Rapport annuel 2008 Fondation Abbé Pierre : “L’état du mal-logement en France”

En France, près de 6 millions de personnes vivent dans des logements précaires

2 février 2008

Édité chaque année, “L’État du mal-logement en France” est devenu un ouvrage de référence. Ce n’est pas un hasard puisqu’il est l’objet d’un travail de collecte d’informations, de réflexions et d’analyses poussées de la part d’un groupe de chercheurs parmi les plus pointus du monde du logement. Si ce rapport annuel est remarqué, c’est également grâce aux données chiffrées sur lesquelles s’appuient ses argumentations. Indispensables à la rigueur scientifique à laquelle la Fondation Abbé Pierre s’attache tout particulièrement, ces chiffres sont avant tout, pour nous, des situations humaines souvent dramatiques.

En France, près de 6 millions de personnes vivent dans des logements précaires, en situation de « réelle difficulté ». Dans son treizième rapport annuel, la Fondation Abbé Pierre tire la sonnette d’alarme. Et souligne que le mal-logement va bien au-delà de la question des sans-abris. De manière générale, les ménages aux ressources moyennes ont de plus en plus de mal à trouver un toit.

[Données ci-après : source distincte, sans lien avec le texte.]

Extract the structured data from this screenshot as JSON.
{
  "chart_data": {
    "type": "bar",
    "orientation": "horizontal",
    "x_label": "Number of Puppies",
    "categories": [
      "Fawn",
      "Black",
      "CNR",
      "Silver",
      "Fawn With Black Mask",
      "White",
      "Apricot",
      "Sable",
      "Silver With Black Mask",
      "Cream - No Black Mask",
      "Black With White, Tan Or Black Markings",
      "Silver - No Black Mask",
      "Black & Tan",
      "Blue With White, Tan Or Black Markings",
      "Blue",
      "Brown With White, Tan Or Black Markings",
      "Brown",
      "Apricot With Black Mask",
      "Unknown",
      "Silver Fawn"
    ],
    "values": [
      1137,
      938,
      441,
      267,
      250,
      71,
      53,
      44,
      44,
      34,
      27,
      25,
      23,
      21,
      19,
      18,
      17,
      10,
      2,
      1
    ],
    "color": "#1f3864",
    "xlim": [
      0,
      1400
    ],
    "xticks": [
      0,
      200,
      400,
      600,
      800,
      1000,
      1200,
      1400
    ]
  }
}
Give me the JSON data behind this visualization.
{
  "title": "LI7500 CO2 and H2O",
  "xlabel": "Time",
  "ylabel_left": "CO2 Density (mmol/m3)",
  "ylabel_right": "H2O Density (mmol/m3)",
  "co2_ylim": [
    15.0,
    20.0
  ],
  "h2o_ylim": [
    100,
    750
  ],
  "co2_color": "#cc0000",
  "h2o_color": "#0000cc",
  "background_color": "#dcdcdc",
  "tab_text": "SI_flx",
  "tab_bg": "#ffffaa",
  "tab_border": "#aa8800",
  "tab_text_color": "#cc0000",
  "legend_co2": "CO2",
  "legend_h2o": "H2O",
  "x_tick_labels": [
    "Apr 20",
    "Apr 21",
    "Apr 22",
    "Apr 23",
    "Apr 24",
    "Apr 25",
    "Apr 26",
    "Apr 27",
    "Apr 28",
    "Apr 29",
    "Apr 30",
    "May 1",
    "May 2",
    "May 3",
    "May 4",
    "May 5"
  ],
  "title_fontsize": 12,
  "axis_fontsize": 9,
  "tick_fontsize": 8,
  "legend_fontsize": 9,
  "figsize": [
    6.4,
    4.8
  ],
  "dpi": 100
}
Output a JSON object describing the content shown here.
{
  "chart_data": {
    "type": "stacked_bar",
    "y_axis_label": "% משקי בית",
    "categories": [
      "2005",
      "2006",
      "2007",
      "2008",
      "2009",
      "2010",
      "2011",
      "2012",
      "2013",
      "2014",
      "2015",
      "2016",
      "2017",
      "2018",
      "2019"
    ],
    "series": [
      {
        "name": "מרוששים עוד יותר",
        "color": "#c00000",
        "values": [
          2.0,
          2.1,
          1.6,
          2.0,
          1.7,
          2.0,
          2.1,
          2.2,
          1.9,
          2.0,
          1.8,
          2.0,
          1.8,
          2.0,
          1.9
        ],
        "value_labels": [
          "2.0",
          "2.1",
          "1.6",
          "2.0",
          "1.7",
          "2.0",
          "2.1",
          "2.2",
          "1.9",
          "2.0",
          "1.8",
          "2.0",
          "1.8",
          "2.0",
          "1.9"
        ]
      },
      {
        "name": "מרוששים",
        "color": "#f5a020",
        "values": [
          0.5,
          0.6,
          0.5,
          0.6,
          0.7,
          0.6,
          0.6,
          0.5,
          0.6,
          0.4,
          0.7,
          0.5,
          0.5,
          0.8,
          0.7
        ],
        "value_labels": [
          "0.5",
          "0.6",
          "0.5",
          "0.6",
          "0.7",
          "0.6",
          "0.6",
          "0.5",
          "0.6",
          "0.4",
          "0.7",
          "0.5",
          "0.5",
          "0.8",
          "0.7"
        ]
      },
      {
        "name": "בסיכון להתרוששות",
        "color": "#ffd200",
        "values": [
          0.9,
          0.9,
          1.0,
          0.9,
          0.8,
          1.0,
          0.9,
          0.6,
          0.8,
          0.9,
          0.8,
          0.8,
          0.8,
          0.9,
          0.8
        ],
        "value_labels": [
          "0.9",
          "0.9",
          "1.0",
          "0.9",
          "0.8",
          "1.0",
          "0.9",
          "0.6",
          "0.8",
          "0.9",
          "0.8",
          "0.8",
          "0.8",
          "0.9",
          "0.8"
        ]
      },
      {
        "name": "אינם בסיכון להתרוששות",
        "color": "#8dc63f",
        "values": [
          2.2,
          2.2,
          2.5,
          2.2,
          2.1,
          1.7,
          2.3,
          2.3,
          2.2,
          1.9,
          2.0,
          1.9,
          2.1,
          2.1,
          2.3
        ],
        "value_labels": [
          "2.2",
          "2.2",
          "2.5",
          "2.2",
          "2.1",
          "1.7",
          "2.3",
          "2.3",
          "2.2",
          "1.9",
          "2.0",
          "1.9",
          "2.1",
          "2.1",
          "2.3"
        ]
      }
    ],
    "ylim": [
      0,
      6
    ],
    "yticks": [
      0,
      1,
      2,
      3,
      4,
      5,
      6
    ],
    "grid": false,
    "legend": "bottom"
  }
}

Six millions de personnes en situation de « réelle fragilité ». Trois millions trois cent mille personnes mal-logées. Un million vivant dans des logements indignes. Cent mille sans-abris. Ces chiffres sont sans appel. Dans son treizième rapport annuel, la Fondation Abbé Pierre s’alarme. Et de détailler la liste des personnes concernées : SDF, occupants d’habitation de fortune ou de centres d’insertion sociale, personnes hébergées par des tiers, vivant en situation de surpopulation ou encore en instance d’expulsion pour impayés de loyer.

Cette année, la Fondation Abbé Pierre met l’accent sur les ménages modestes, qui gagnent en moyenne 2.500 euros par mois. Ces derniers ont de plus en plus de mal à trouver un logement. Principales raisons : des moyens financiers insuffisants et l’absence d’une offre immobilière bon marché. Ainsi, chaque année, près de 4 millions de ménages sont à la recherche d’un toit. Soit près de 15% du total des ménages. Si 2 millions trouvent dans le parc privé - avec des loyers de plus en plus élevés -, dans le parc social, la situation s’aggrave.

Seulement 30.000 logements sociaux par an

Seuls 400.000 ménages trouvent en effet un logement social. Soit un tiers seulement des 1,3 million des demandeurs de logements sociaux. « Le logement social constitue une porte de plus en plus difficile à ouvrir, même pour les ménages très modestes », note l’association dans son rapport. Un problème notamment lié à la faible progression du parc social en France : seuls 30.000 nouveaux logements sont ainsi construits chaque année.

Pire, selon la Fondation, le nombre de locations de logements sociaux « est à son niveau le plus bas depuis une douzaine d’années à cause du recul de la mobilité résidentielle », c’est-à-dire du nombre de logements sociaux libérés par des ménages pouvant accéder au parc locatif privé. Selon l’association, on est ainsi passé de 500.000 logements sociaux mis en location en 1999 à 430.000 en 2006. Et de craindre que la situation n’empire, avec la baisse du parc « pour la première fois depuis la création du logement social (...), avec le projet de vente de 40.000 logements sociaux par an », souhaité par le gouvernement.

Dans ces conditions, l’association doute de l’application effective de la loi sur le droit au logement opposable (Dalo), entrée en vigueur le 1er janvier dernier. La reconnaissance de la loi Dalo, « qui constitue incontestablement une avancée », estime la Fondation, « risque de se heurter à l’insuffisance (...) de logements à loyer accessible puisqu’elle ne repose que sur la mobilisation du contingent préfectoral ». Six cent mille ménages remplissent en effet les critères de priorité imposés par la loi, mais le contingent préfectoral ne permet de reloger que 60 à 65.000 d’entre eux par an.

Dans ce contexte, la conclusion de l’association est claire : « 87% des ménages ont le sentiment qu’il est aujourd’hui difficile de trouver un logement en France ». Une situation également due au type de nouveaux logements construits, majoritairement destinés aux ménages aisés. « Alors que la construction a retrouvé un niveau de production qu’elle n’avait pas connu depuis longtemps, les logements livrés sont le plus souvent inaccessibles aux ménages modestes », note ainsi la Fondation. Une situation à laquelle le plan pluriannuel - récemment présenté par le gouvernement après concertation avec les associations, dont la Fondation Abbé Pierre -, qui prévoit une enveloppe de 250 millions d’euros pour le logement -, ne mettra pas fin dans l’immédiat. Pour l’association, trouver un logement en France relève aujourd’hui du parcours du combattant.